A completare il duo di abili ladri un terzo uomo, un “omone” corpulento, massiccio, come si evince dai filmati visionati dagli investigatori della Polaria, che aveva il compito di fare da “palo”, allertando i compari nell’eventualità di scomodi e inattesi testimoni. A mettere fine alle continue ruberie ai danni dei passeggeri sono stati gli uomini della polizia di frontiera agli ordini del primo dirigente, dottor Antonio Del Greco.

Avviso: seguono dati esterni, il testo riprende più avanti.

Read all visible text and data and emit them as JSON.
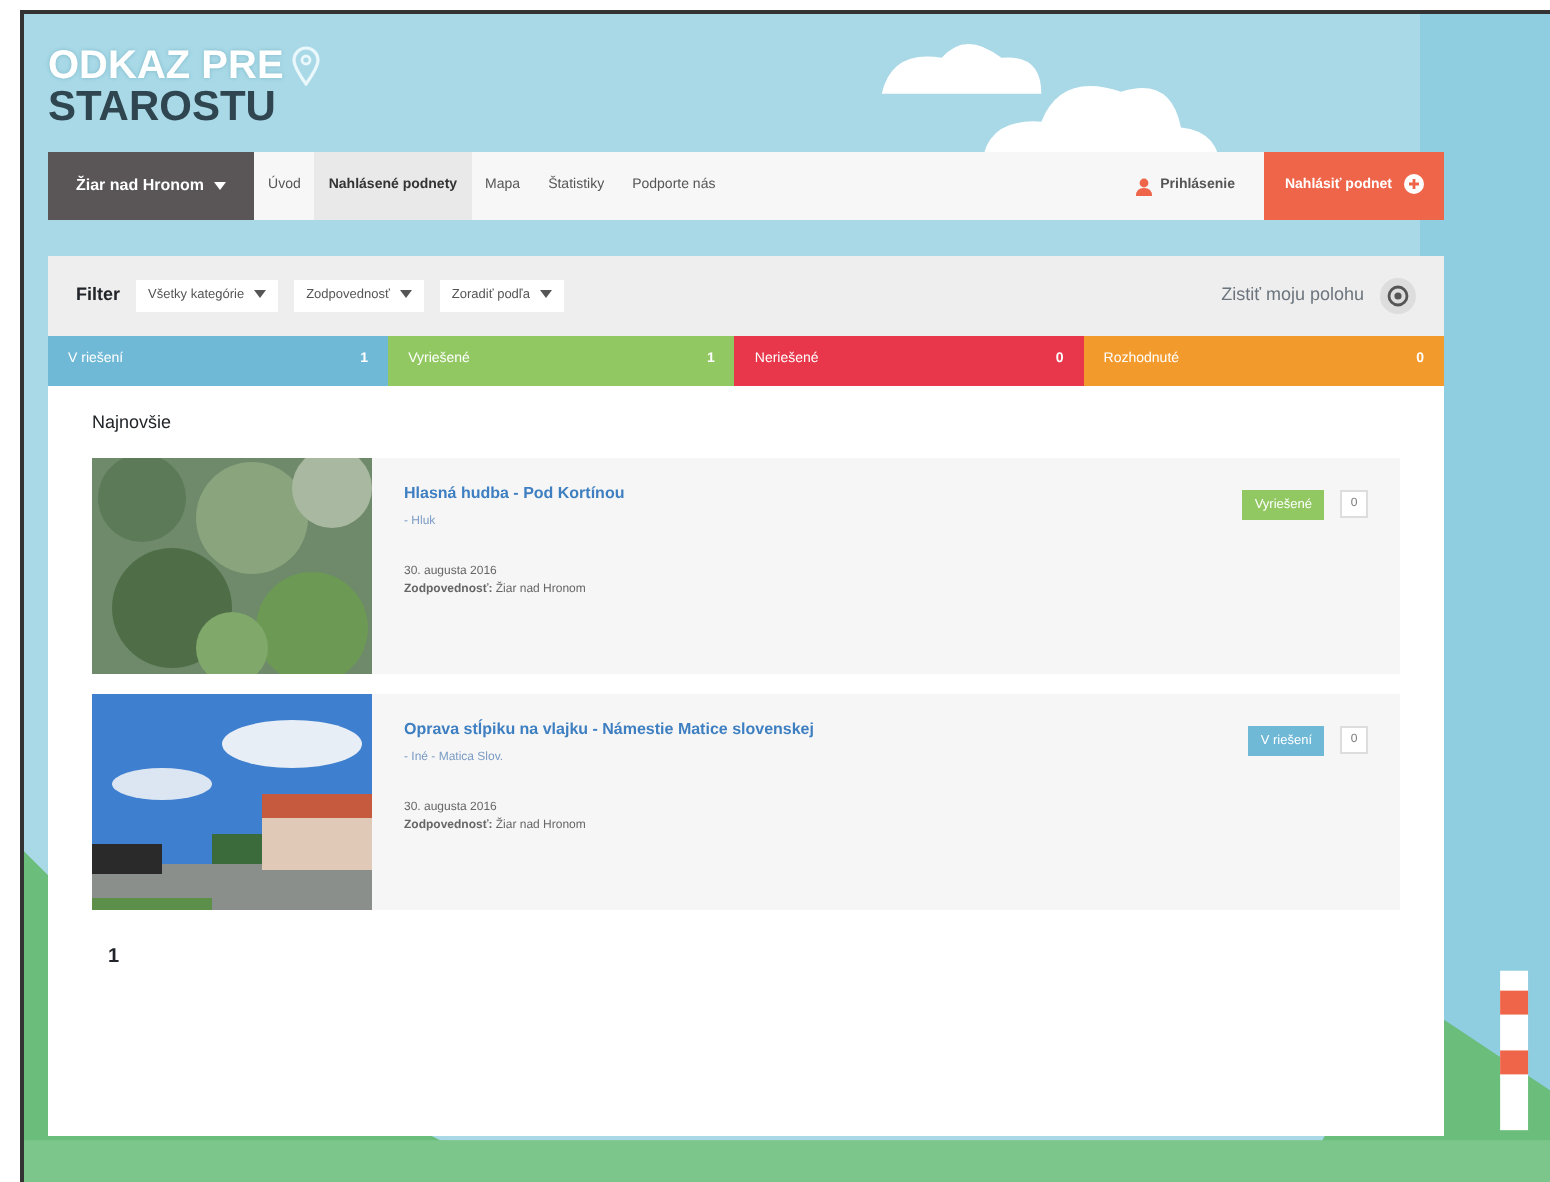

A quanto si apprende, la “banda di ladri-attori” per la loro sorprendente capacità di “improvvisare” aveva scelto lo scalo di Fiumicino come base per le loro losche attività. Era diventato difficile riuscire ad individuarli mentre, tra un arrivo e una partenza, derubavano i passeggeri. Le indagini, laboriose, hanno richiesto la visione dei video delle telecamere ad alta risoluzione sistemate nelle hall dello scalo. Infine, il kosovaro è stato rintracciato e arrestato con l’accusa di furto pluriaggravato. Adesso è caccia ai due complici. Non si esclude che abbiano agito anche in altri scali italiani.